Aber der Reihe nach: Der Gerbrunner Rat hat sich beide Entscheidungen mit Tragweite nicht leicht gemacht. Es gab die unterschiedlichsten Ansichten, teils quer durch alle vier vertretenen Fraktionen. Bei den stationären Raumluftfiltern drängte die Zeit. Denn es liegt ein Zuwendungsbescheid des Bundes vor, der – gedeckelt auf 500 000 Euro – 80 Prozent übernimmt. Der Einwand war an dieser Stelle, dass die Gemeinde zum einen immer noch einen relativ hohen Betrag investieren müsste und auch der Gesamtbetrag nichts anderes als Steuergeld ist.
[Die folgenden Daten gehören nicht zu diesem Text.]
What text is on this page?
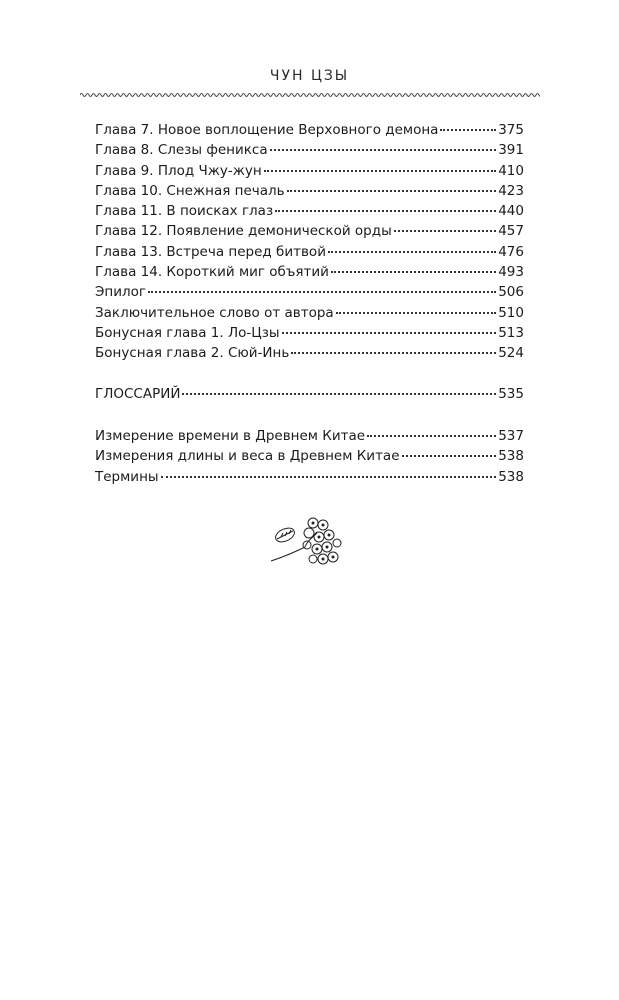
ЧУН ЦЗЫ
Глава 7. Новое воплощение Верховного демона	375
Глава 8. Слезы феникса	391
Глава 9. Плод Чжу-жун	410
Глава 10. Снежная печаль	423
Глава 11. В поисках глаз	440
Глава 12. Появление демонической орды	457
Глава 13. Встреча перед битвой	476
Глава 14. Короткий миг объятий	493
Эпилог	506
Заключительное слово от автора	510
Бонусная глава 1. Ло-Цзы	513
Бонусная глава 2. Сюй-Инь	524
ГЛОССАРИЙ	535
Измерение времени в Древнем Китае	537
Измерения длины и веса в Древнем Китае	538
Термины	538
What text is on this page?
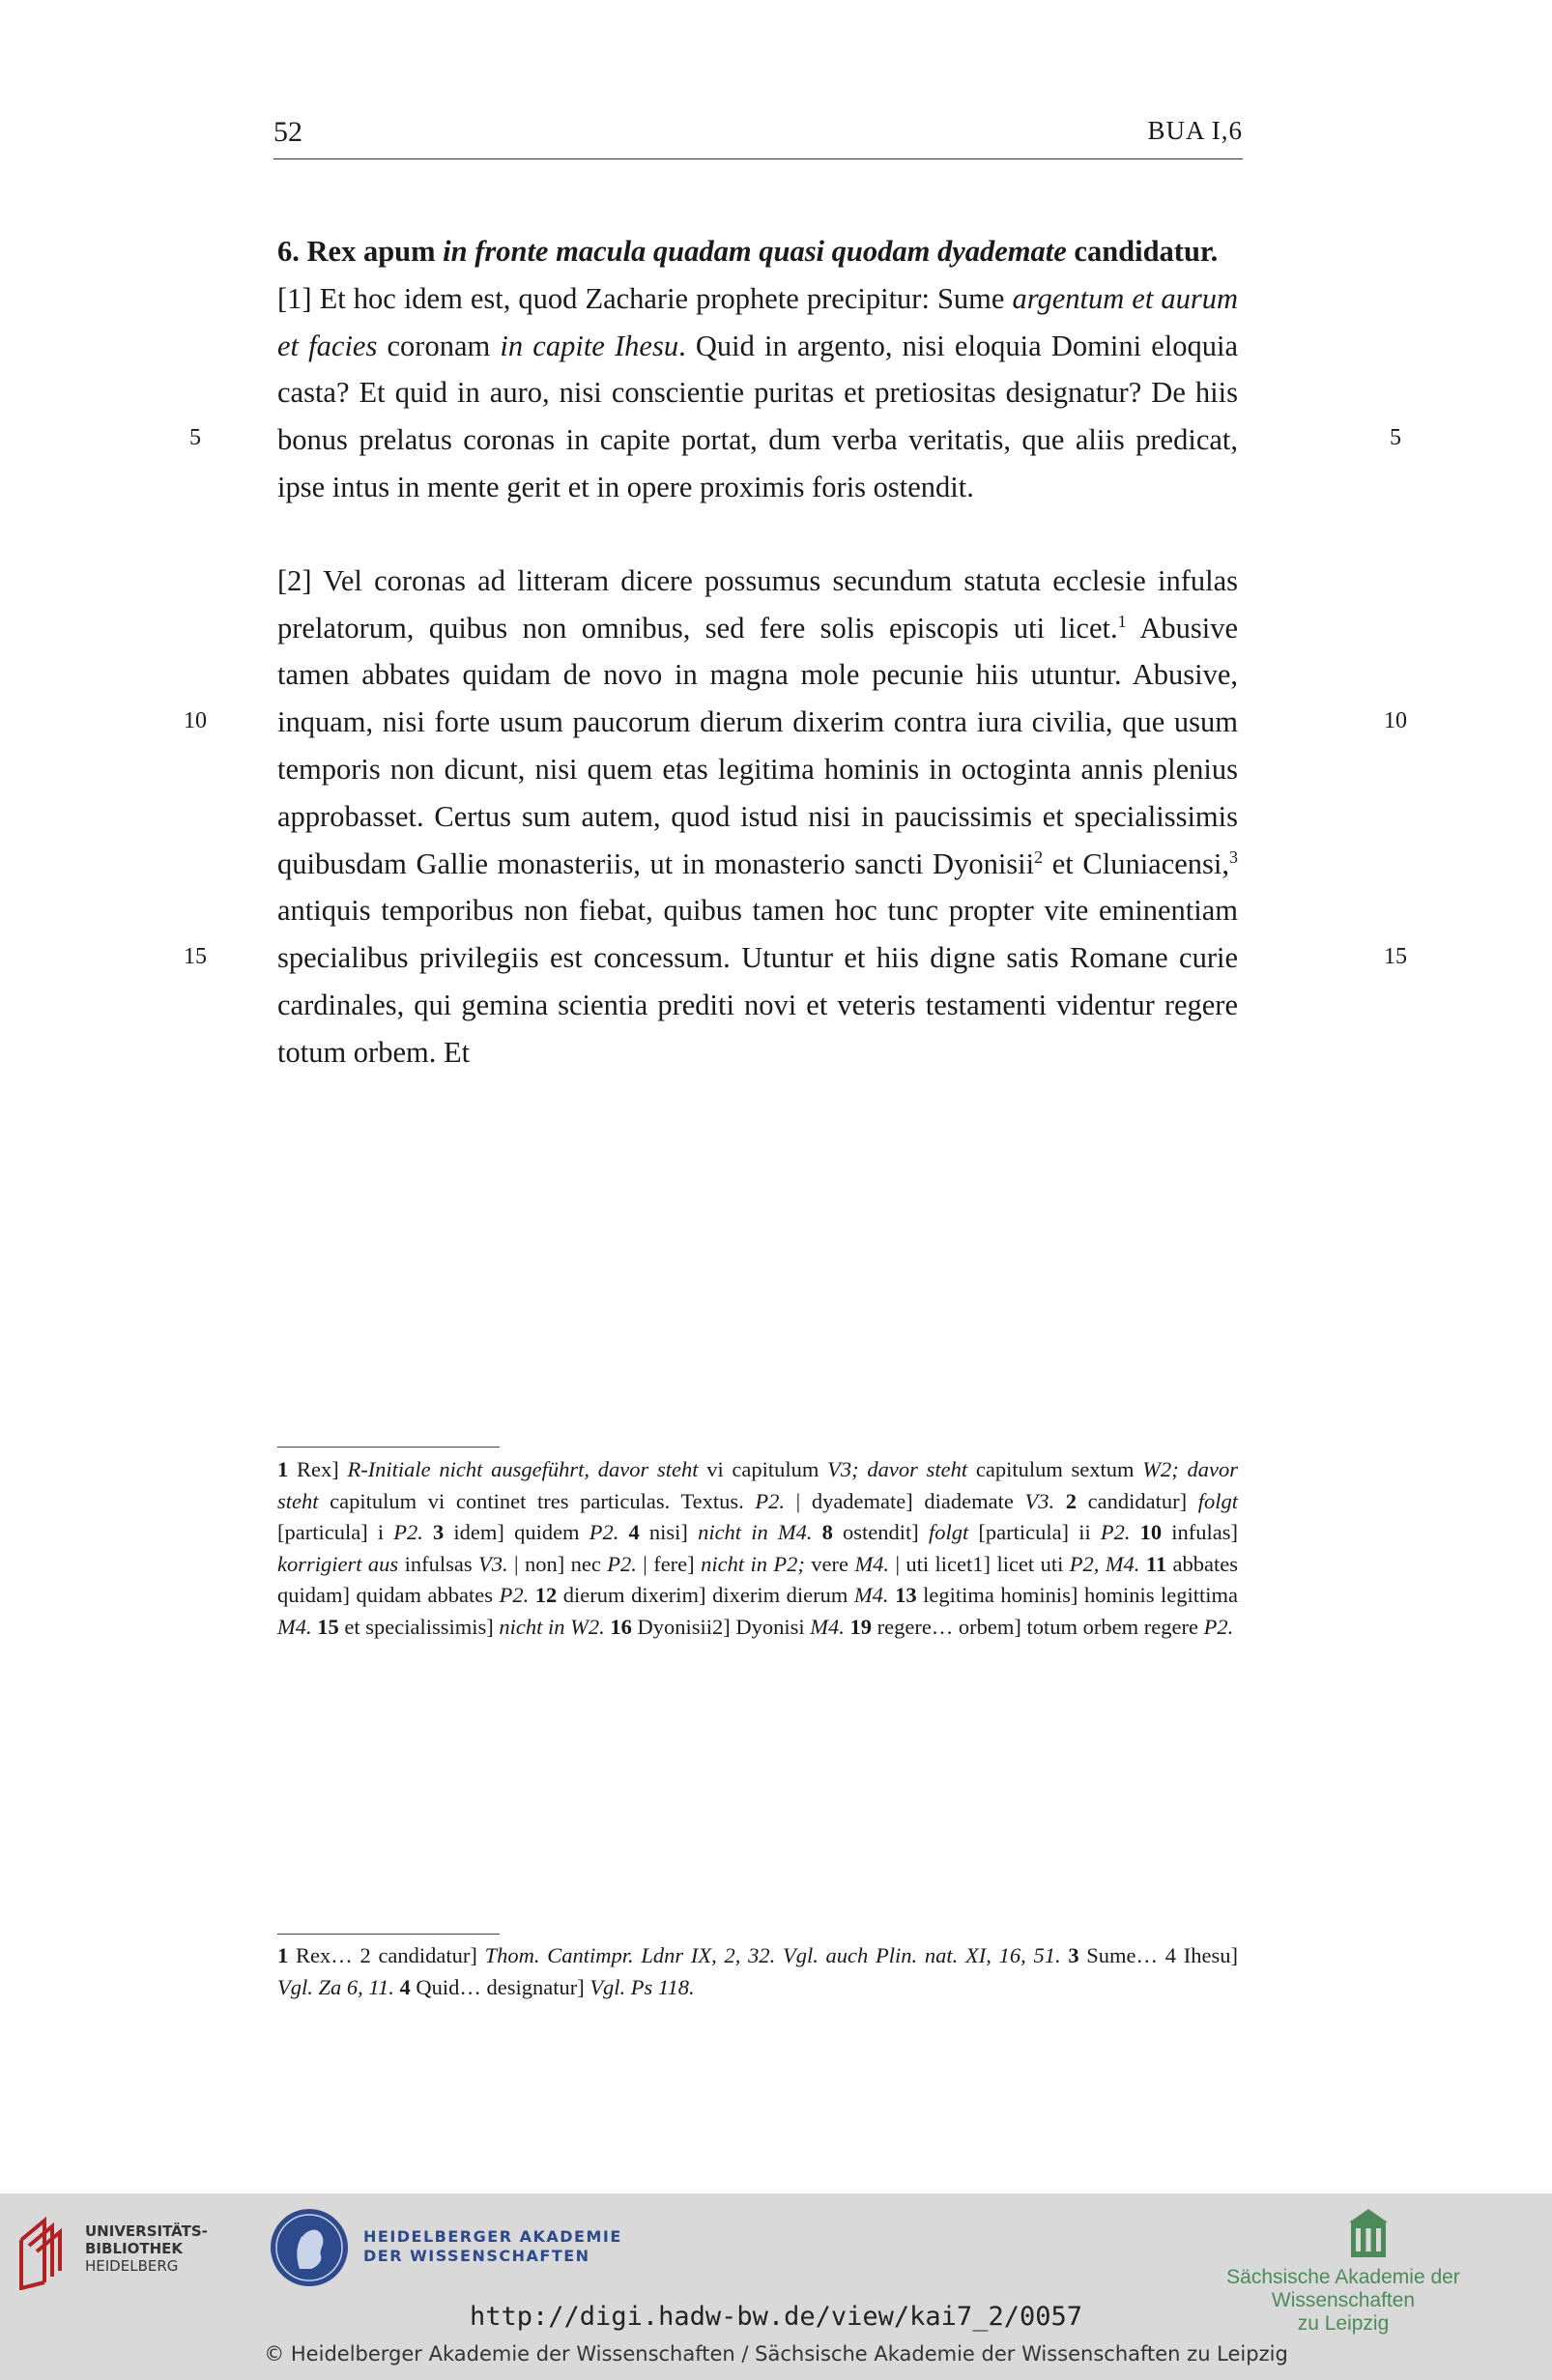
52	BUA I,6

6. Rex apum in fronte macula quadam quasi quodam dyademate candidatur.

[1] Et hoc idem est, quod Zacharie prophete precipitur: Sume argentum et aurum et facies coronam in capite Ihesu. Quid in argento, nisi eloquia Domini eloquia casta? Et quid in auro, nisi conscientie puritas et pretiositas designatur? De hiis bonus prelatus coronas in capite portat, dum verba veritatis, que aliis predicat, ipse intus in mente gerit et in opere proximis foris ostendit.

[2] Vel coronas ad litteram dicere possumus secundum statuta ecclesie infulas prelatorum, quibus non omnibus, sed fere solis episcopis uti licet.$^1$ Abusive tamen abbates quidam de novo in magna mole pecunie hiis utuntur. Abusive, inquam, nisi forte usum paucorum dierum dixerim contra iura civilia, que usum temporis non dicunt, nisi quem etas legitima hominis in octoginta annis plenius approbasset. Certus sum autem, quod istud nisi in paucissimis et specialissimis quibusdam Gallie monasteriis, ut in monasterio sancti Dyonisii$^2$ et Cluniacensi,$^3$ antiquis temporibus non fiebat, quibus tamen hoc tunc propter vite eminentiam specialibus privilegiis est concessum. Utuntur et hiis digne satis Romane curie cardinales, qui gemina scientia prediti novi et veteris testamenti videntur regere totum orbem. Et

5	5
10	10
15	15
1 Rex] R-Initiale nicht ausgeführt, davor steht vi capitulum V3; davor steht capitulum sextum W2; davor steht capitulum vi continet tres particulas. Textus. P2. | dyademate] diademate V3. 2 candidatur] folgt [particula] i P2. 3 idem] quidem P2. 4 nisi] nicht in M4. 8 ostendit] folgt [particula] ii P2. 10 infulas] korrigiert aus infulsas V3. | non] nec P2. | fere] nicht in P2; vere M4. | uti licet1] licet uti P2, M4. 11 abbates quidam] quidam abbates P2. 12 dierum dixerim] dixerim dierum M4. 13 legitima hominis] hominis legittima M4. 15 et specialissimis] nicht in W2. 16 Dyonisii2] Dyonisi M4. 19 regere… orbem] totum orbem regere P2.
1 Rex… 2 candidatur] Thom. Cantimpr. Ldnr IX, 2, 32. Vgl. auch Plin. nat. XI, 16, 51. 3 Sume… 4 Ihesu] Vgl. Za 6, 11. 4 Quid… designatur] Vgl. Ps 118.
UNIVERSITÄTS-
BIBLIOTHEK
HEIDELBERG
HEIDELBERGER AKADEMIE
DER WISSENSCHAFTEN
Sächsische Akademie der Wissenschaften
zu Leipzig
http://digi.hadw-bw.de/view/kai7_2/0057
© Heidelberger Akademie der Wissenschaften / Sächsische Akademie der Wissenschaften zu Leipzig
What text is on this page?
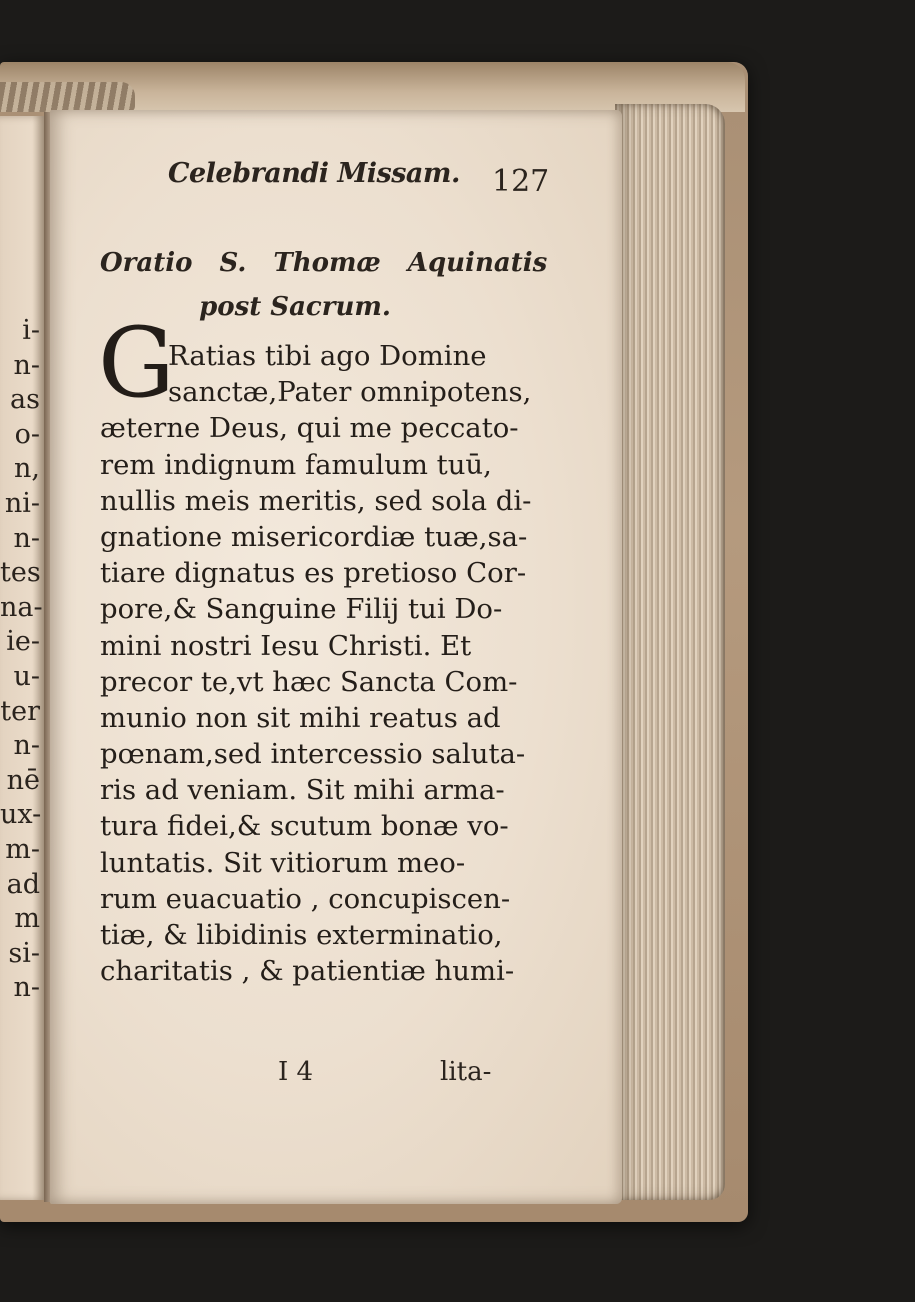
i-
n-
as
o-
n,
ni-
n-
tes
na-
ie-
u-
ter
n-
nē
ux-
m-
ad
m
si-
n-
Celebrandi Missam.	127
Oratio S. Thomæ Aquinatis
post Sacrum.
G
Ratias tibi ago Domine
sanctæ,Pater omnipotens,
æterne Deus, qui me peccato-
rem indignum famulum tuū,
nullis meis meritis, sed sola di-
gnatione misericordiæ tuæ,sa-
tiare dignatus es pretioso Cor-
pore,& Sanguine Filij tui Do-
mini nostri Iesu Christi. Et
precor te,vt hæc Sancta Com-
munio non sit mihi reatus ad
pœnam,sed intercessio saluta-
ris ad veniam. Sit mihi arma-
tura fidei,& scutum bonæ vo-
luntatis. Sit vitiorum meo-
rum euacuatio , concupiscen-
tiæ, & libidinis exterminatio,
charitatis , & patientiæ humi-
I 4	lita-
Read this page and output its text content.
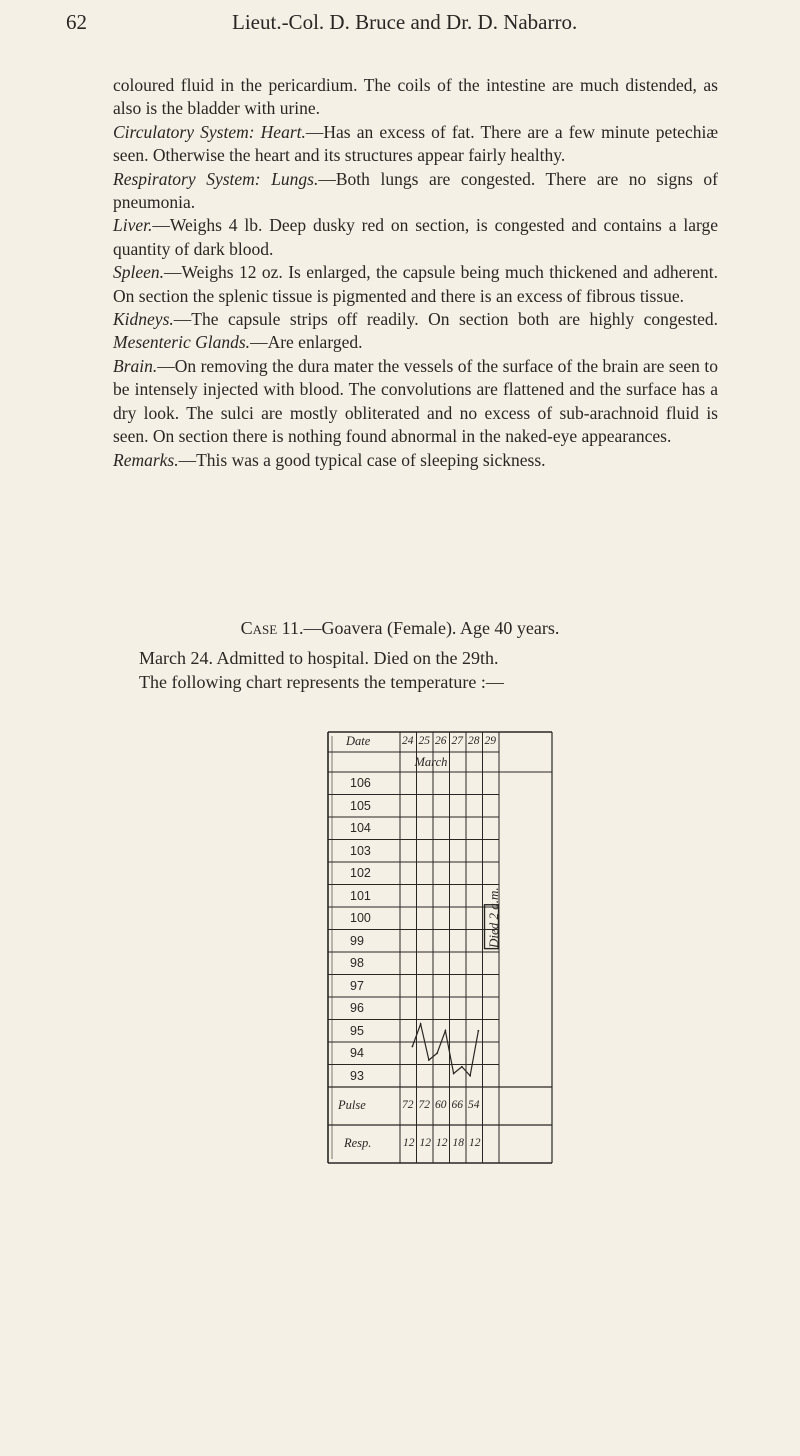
62	Lieut.-Col. D. Bruce and Dr. D. Nabarro.

coloured fluid in the pericardium. The coils of the intestine are much distended, as also is the bladder with urine.

Circulatory System: Heart.—Has an excess of fat. There are a few minute petechiæ seen. Otherwise the heart and its structures appear fairly healthy.

Respiratory System: Lungs.—Both lungs are congested. There are no signs of pneumonia.

Liver.—Weighs 4 lb. Deep dusky red on section, is congested and contains a large quantity of dark blood.

Spleen.—Weighs 12 oz. Is enlarged, the capsule being much thickened and adherent. On section the splenic tissue is pigmented and there is an excess of fibrous tissue.

Kidneys.—The capsule strips off readily. On section both are highly congested. Mesenteric Glands.—Are enlarged.

Brain.—On removing the dura mater the vessels of the surface of the brain are seen to be intensely injected with blood. The convolutions are flattened and the surface has a dry look. The sulci are mostly obliterated and no excess of sub-arachnoid fluid is seen. On section there is nothing found abnormal in the naked-eye appearances.

Remarks.—This was a good typical case of sleeping sickness.

Case 11.—Goavera (Female). Age 40 years.
March 24. Admitted to hospital. Died on the 29th.
The following chart represents the temperature :—
Date	24 25 26 27 28 29
March
106
105
104
103
102
101
100
99
98
97
96
95
94
93
Pulse
Resp.
72 72 60 66 54
12 12 12 18 12
Died 2 a.m.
Abgesehen vom Finanziellen haben einzelne Räte viele andere Argumente vorgebracht, die aus deren Sicht gegen solche Anlagen sprechen. Der Zeitpunkt: Bis sie eingebaut wären, sei der Winter längst vorbei. Die Wirkung: Die Anlagen würden nur in einem kleinen Radius wirklich funktionieren – und ersetzten letztlich kein Querlüften. Die Geräuschkulisse: Das Brummen sei deutlich hörbar und könne den Unterricht stören. Das Medizinische: Die Anlagen könnten auch kontraproduktiv sein, weil sie durch den Zug zu Erkältungskrankheiten führten.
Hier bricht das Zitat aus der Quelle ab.